Чайковский общечеловечен. Но также и единственное, неповторяемое, ушедшее лицо своей эпохи он выразил с бесподобным совершенством. К числу этих выражений надо отнести по сей день надлежащим образом не понятый и не оцененный своеобразный сборник «Времена года» (двенадцать пьес): характерная, светско‑музыкальная «Минея». Нет здесь никакой спешки, никакого «американизма», нет следов урбанизма, нет и признаков «Музы мести и печали». Зато в сборнике этом много бытового «парадисизма», налета райской наивности, приносящей в мир радость. Для писания такой вещи или таких вещей нужен прежде всего досуг, полная выключенность из борьбы за жизнь. Это дала Чайковскому заочная любовь‑дружба Надежды Филаретовны, вначале ангельская, а под конец обернувшаяся настоящим демонизмом и даже мелкой бесовщиной, погубившей автора «Франчески».

Слова, однажды вырвавшиеся у нее в письме к Чайковскому, выдают чистую духовность ее «матриархальности», которая совершенно лишена чувственности и эротики. Она приняла Чайковского во «всепоглощающую и миротворную бездну» своего материнства, а потом с непреклонной беспощадностью извергла «приемыша», когда заметила, что он занимает место настоящего, «кровного» (Волички). То, что она и Чайковский никогда не видели друг друга плотскими очами, показывает, что встреча их произошла в том плане, где плотские очи не нужны.
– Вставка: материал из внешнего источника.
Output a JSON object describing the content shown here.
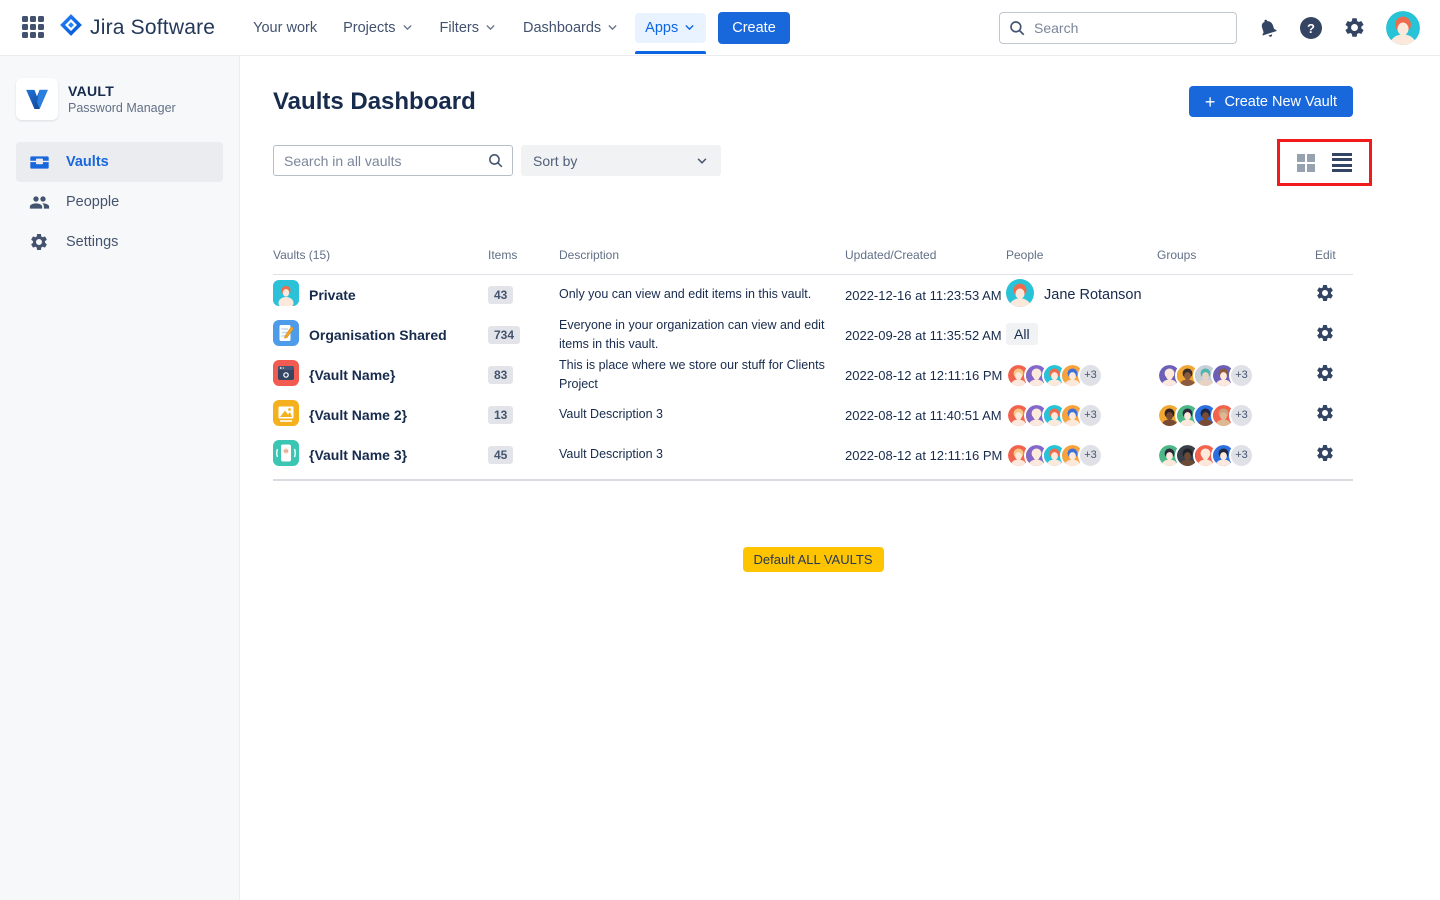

А что Чайковский абсолютно не существовал для нее как мужчина и она не существовала для него как женщина (да и не могла существовать) – это еще больше подчеркивает удивительную таинственность этой дружбы.
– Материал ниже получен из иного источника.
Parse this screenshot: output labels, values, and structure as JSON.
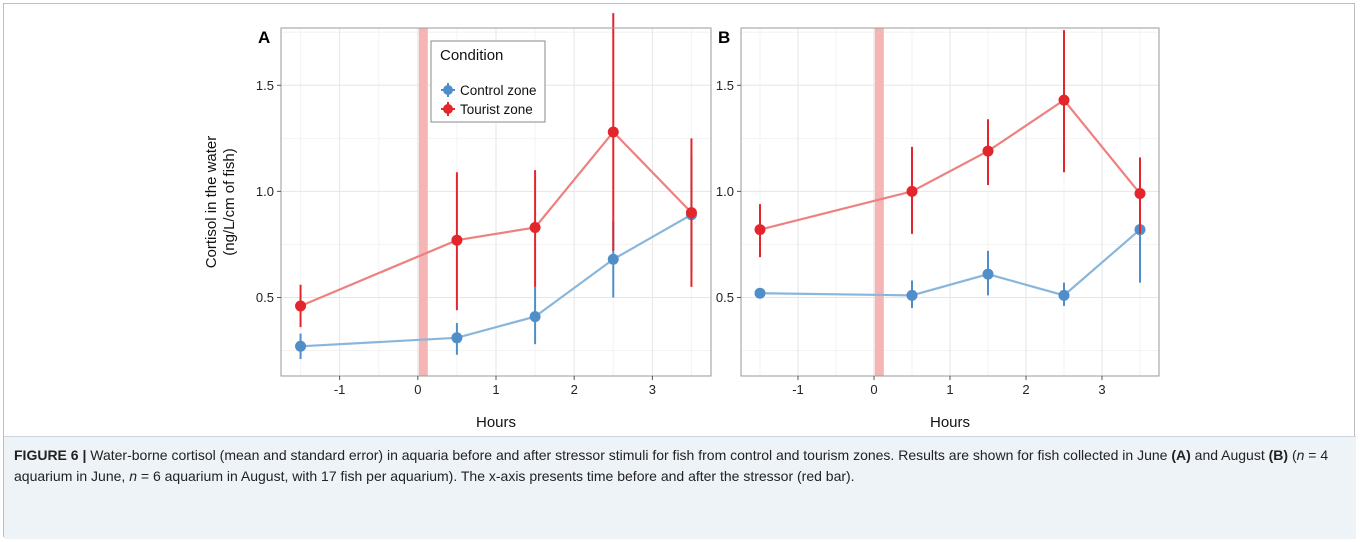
{
  "chart_data": [
    {
      "type": "line",
      "panel_label": "A",
      "xlabel": "Hours",
      "ylabel_line1": "Cortisol in the water",
      "ylabel_line2": "(ng/L/cm of fish)",
      "xlim": [
        -1.75,
        3.75
      ],
      "ylim": [
        0.13,
        1.77
      ],
      "xticks": [
        -1,
        0,
        1,
        2,
        3
      ],
      "xtick_labels": [
        "-1",
        "0",
        "1",
        "2",
        "3"
      ],
      "yticks": [
        0.5,
        1.0,
        1.5
      ],
      "ytick_labels": [
        "0.5",
        "1.0",
        "1.5"
      ],
      "grid": true,
      "stressor_bar": {
        "x": 0.07,
        "color": "#f5b5b5"
      },
      "legend": {
        "title": "Condition",
        "placement": "top-center"
      },
      "series": [
        {
          "name": "Control zone",
          "color": "#4f8ec9",
          "line_color": "#8ab6dc",
          "x": [
            -1.5,
            0.5,
            1.5,
            2.5,
            3.5
          ],
          "y": [
            0.27,
            0.31,
            0.41,
            0.68,
            0.89
          ],
          "err_low": [
            0.21,
            0.23,
            0.28,
            0.5,
            0.62
          ],
          "err_high": [
            0.33,
            0.38,
            0.55,
            0.86,
            1.17
          ]
        },
        {
          "name": "Tourist zone",
          "color": "#e3262b",
          "line_color": "#ee8080",
          "x": [
            -1.5,
            0.5,
            1.5,
            2.5,
            3.5
          ],
          "y": [
            0.46,
            0.77,
            0.83,
            1.28,
            0.9
          ],
          "err_low": [
            0.36,
            0.44,
            0.55,
            0.72,
            0.55
          ],
          "err_high": [
            0.56,
            1.09,
            1.1,
            1.84,
            1.25
          ]
        }
      ]
    },
    {
      "type": "line",
      "panel_label": "B",
      "xlabel": "Hours",
      "xlim": [
        -1.75,
        3.75
      ],
      "ylim": [
        0.13,
        1.77
      ],
      "xticks": [
        -1,
        0,
        1,
        2,
        3
      ],
      "xtick_labels": [
        "-1",
        "0",
        "1",
        "2",
        "3"
      ],
      "yticks": [
        0.5,
        1.0,
        1.5
      ],
      "ytick_labels": [
        "0.5",
        "1.0",
        "1.5"
      ],
      "grid": true,
      "stressor_bar": {
        "x": 0.07,
        "color": "#f5b5b5"
      },
      "series": [
        {
          "name": "Control zone",
          "color": "#4f8ec9",
          "line_color": "#8ab6dc",
          "x": [
            -1.5,
            0.5,
            1.5,
            2.5,
            3.5
          ],
          "y": [
            0.52,
            0.51,
            0.61,
            0.51,
            0.82
          ],
          "err_low": [
            0.5,
            0.45,
            0.51,
            0.46,
            0.57
          ],
          "err_high": [
            0.54,
            0.58,
            0.72,
            0.57,
            1.07
          ]
        },
        {
          "name": "Tourist zone",
          "color": "#e3262b",
          "line_color": "#ee8080",
          "x": [
            -1.5,
            0.5,
            1.5,
            2.5,
            3.5
          ],
          "y": [
            0.82,
            1.0,
            1.19,
            1.43,
            0.99
          ],
          "err_low": [
            0.69,
            0.8,
            1.03,
            1.09,
            0.8
          ],
          "err_high": [
            0.94,
            1.21,
            1.34,
            1.76,
            1.16
          ]
        }
      ]
    }
  ],
  "caption": {
    "label": "FIGURE 6 |",
    "part1": " Water-borne cortisol (mean and standard error) in aquaria before and after stressor stimuli for fish from control and tourism zones. Results are shown for fish collected in June ",
    "june_ref": "(A)",
    "part2": " and August ",
    "aug_ref": "(B)",
    "part3": " (",
    "n_italic": "n",
    "part4": " = 4 aquarium in June, ",
    "n_italic2": "n",
    "part5": " = 6 aquarium in August, with 17 fish per aquarium). The x-axis presents time before and after the stressor (red bar)."
  }
}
В известной книге Мориса Ремон Надежда Филаретовна охарактеризована как «Цезарь в юбке», но дело тут гораздо сложнее, глубже и метафизичнее.

Надежда Филаретовна, говоря без обиняков, была одной из замечательных фигур XIX века. От ее мощного и грозного существа многое вошло в музыку Чайковского… Быть может, леденящие душу фанфары, фортиссимо волторн и фаготов, а затем и тромбонов, которыми начинается Симфония фа минор, – это начало гениальной симфонии есть некий духовно‑символический портрет «лучшего друга», если вообще ангел смерти и рока может быть назван «другом»…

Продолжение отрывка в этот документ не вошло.